Parties or Parents? Language Matters!

by | Jul 2, 2014 | Children in Divorce, Collaborative Law, Family Law, Parents, Uncategorized | 1 comment

182961210 In my role as neutral child specialist I often act as a translator.  I work to ensure that parents understand the words and ideas of their children about how family can work best for them moving forward. I help parents listen to rather than react to each other while working on creating a parenting plan.  And I frequently deconstruct and revise certain legal divorce terminology into more family-friendly language.

From the start, I ask my adult clients to think of and refer to themselves as parents rather than parties.  The term parties to a dispute in a no fault divorce is more impartial than plaintiff vs. defendant, but it can still sound adversarial to many parents.
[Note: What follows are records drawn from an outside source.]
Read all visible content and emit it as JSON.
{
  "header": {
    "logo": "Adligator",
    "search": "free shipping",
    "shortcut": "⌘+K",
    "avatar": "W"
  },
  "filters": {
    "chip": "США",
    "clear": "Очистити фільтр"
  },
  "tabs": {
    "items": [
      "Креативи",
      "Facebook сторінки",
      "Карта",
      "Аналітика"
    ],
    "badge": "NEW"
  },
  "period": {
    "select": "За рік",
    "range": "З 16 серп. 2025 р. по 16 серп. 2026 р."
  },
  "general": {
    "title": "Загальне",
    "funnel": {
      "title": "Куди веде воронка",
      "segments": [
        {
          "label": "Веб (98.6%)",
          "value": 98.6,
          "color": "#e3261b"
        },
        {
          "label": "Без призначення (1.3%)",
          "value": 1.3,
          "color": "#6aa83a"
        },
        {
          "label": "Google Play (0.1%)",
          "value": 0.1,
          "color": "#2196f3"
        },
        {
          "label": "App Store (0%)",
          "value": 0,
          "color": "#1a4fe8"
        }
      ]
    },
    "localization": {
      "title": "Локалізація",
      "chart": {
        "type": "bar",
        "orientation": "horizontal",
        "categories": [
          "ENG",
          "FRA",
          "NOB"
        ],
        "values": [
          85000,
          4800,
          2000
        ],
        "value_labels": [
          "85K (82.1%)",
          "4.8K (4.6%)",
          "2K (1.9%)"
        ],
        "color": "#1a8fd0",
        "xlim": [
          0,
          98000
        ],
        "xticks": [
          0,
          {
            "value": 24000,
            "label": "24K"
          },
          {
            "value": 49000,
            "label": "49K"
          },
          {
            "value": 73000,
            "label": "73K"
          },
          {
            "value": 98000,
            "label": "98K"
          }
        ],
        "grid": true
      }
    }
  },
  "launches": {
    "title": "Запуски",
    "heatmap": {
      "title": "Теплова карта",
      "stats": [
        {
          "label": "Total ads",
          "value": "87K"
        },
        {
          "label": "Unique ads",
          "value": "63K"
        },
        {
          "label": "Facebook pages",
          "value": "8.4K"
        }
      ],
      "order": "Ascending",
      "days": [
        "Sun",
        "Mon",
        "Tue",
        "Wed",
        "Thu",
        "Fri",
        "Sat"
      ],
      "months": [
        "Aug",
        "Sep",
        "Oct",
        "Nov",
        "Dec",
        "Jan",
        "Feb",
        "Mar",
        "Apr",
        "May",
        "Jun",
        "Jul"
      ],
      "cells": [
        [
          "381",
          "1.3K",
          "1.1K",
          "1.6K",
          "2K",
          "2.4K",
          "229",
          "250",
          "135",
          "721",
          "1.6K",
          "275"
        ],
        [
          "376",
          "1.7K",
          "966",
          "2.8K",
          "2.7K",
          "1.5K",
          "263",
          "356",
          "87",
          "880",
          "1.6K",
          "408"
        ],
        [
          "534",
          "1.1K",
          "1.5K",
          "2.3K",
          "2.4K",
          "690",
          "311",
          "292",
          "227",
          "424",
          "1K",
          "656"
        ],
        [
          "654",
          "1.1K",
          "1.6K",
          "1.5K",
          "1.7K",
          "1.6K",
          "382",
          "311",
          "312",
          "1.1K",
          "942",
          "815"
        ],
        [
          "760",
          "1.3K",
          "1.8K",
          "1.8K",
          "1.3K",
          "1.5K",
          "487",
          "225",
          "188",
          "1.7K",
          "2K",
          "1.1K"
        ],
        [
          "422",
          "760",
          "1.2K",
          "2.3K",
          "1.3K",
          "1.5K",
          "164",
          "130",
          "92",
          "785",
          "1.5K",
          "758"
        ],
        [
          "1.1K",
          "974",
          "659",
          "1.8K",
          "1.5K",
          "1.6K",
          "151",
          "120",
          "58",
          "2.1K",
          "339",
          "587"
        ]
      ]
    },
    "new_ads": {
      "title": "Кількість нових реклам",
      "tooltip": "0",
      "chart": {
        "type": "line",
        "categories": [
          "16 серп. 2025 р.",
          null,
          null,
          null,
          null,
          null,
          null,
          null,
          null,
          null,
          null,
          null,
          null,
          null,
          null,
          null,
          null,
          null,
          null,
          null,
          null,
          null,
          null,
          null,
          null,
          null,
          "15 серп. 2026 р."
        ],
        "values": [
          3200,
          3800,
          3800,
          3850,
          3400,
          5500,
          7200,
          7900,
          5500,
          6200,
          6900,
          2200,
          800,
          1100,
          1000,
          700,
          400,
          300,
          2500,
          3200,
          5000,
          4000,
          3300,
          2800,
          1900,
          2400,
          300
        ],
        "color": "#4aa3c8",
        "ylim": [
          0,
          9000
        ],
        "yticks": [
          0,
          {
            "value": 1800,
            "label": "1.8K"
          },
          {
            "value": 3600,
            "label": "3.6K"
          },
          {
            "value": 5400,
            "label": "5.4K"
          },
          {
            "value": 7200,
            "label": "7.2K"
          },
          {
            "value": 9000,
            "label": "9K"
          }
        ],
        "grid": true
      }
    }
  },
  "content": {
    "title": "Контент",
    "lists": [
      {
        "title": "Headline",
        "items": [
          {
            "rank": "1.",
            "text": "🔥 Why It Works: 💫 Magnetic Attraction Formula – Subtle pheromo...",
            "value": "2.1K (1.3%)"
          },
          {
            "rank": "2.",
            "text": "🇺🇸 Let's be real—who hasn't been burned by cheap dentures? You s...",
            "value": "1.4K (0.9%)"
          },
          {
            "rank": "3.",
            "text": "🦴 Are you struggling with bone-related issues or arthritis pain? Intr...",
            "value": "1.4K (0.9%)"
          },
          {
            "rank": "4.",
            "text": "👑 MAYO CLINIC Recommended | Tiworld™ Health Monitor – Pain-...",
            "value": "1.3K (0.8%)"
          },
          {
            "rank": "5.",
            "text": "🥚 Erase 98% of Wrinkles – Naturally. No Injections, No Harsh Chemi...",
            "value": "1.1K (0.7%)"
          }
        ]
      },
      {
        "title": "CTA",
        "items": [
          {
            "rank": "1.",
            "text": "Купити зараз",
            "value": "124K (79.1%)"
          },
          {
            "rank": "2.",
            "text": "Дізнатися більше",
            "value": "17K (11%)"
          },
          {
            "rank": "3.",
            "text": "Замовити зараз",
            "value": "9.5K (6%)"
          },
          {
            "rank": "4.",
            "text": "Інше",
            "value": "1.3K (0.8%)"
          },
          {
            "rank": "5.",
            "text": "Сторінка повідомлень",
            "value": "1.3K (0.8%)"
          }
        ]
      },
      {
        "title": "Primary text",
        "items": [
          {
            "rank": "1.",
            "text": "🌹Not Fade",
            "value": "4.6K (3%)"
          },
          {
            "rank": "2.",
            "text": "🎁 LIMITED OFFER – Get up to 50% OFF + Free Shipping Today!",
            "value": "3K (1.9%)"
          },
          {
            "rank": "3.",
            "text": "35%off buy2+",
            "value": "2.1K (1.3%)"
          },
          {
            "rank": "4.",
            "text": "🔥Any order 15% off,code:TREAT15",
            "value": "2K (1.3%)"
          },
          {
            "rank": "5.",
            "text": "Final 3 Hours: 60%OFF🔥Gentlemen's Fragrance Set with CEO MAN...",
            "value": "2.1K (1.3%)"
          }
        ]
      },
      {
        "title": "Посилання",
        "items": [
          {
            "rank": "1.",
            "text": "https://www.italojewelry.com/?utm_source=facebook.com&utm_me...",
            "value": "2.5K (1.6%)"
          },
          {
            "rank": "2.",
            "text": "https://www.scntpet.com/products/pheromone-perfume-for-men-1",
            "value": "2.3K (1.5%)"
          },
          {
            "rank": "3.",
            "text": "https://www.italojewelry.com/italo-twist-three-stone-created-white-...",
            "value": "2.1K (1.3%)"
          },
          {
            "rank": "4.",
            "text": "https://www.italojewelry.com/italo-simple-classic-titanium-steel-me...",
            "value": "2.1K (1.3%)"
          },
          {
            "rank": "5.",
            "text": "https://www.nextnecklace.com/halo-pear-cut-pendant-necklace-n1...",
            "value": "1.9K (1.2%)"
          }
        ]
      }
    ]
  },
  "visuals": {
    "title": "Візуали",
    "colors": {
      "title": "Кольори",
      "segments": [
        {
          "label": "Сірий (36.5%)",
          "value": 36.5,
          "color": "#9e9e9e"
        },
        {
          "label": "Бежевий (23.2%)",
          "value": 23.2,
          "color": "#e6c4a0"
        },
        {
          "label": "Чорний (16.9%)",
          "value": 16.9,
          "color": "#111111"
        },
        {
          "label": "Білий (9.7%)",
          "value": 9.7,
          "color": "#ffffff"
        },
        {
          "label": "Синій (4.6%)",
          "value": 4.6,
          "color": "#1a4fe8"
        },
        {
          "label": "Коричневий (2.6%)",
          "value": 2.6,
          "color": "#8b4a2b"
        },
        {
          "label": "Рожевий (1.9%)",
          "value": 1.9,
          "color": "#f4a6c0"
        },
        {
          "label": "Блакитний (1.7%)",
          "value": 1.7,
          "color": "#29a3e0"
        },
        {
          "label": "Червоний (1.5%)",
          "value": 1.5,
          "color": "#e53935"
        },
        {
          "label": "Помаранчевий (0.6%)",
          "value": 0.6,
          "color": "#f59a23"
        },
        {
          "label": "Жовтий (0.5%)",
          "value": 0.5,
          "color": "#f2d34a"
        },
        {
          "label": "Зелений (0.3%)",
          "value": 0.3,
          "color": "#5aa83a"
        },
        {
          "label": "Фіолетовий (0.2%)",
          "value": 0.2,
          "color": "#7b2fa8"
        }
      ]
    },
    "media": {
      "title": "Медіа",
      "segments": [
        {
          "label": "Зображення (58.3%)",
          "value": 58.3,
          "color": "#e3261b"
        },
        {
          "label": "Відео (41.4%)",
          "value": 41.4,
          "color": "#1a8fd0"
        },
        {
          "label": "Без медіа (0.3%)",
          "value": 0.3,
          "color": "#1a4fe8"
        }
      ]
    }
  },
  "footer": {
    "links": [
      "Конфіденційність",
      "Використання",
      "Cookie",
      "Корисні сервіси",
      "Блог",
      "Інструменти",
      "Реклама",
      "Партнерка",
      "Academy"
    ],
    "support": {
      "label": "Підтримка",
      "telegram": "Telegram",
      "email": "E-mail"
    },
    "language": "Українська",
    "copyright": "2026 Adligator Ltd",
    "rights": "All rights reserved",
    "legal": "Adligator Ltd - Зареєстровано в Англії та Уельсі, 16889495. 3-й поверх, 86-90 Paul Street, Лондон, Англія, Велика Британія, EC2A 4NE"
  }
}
As I have written before, legal terms like physical custody, legal custody, child support calculator and even settlement sound formal, top down and foreign to how families actually function.  In my office, and in the offices of many Collaborative team professionals, we talk about parenting time and decision making, and the resources parents need to adequately meet their children’s needs in both homes.Since learning this priceless phrase from a child I worked with, I prefer the term getting unmarried to getting divorced.  I prefer talking about reaching resolutions rather than settlements.  I ask my clients to refrain from saying 50/50 parenting, because how often do kids think of their parents in percentages?   I remind parents that children think of their moms as 100% their moms, and their dads as 100% their dads, regardless of whether the kids are at school, with their grandparents, on a play date, or where they sleep at night.  We use the language of co-parenting that is developmentally informed and attuned to their children’s temperaments and personalities. Language powerfully shapes our human experience, and communicates both explicit and implicit meaning.  The words chosen to describe a process or event are important.   Discussing important concepts in clear, thoughtful, straight-forward language and avoiding the use of jargon whenever possible can promote clarity and understanding during an already anxiety-arousing process.  And that is also priceless.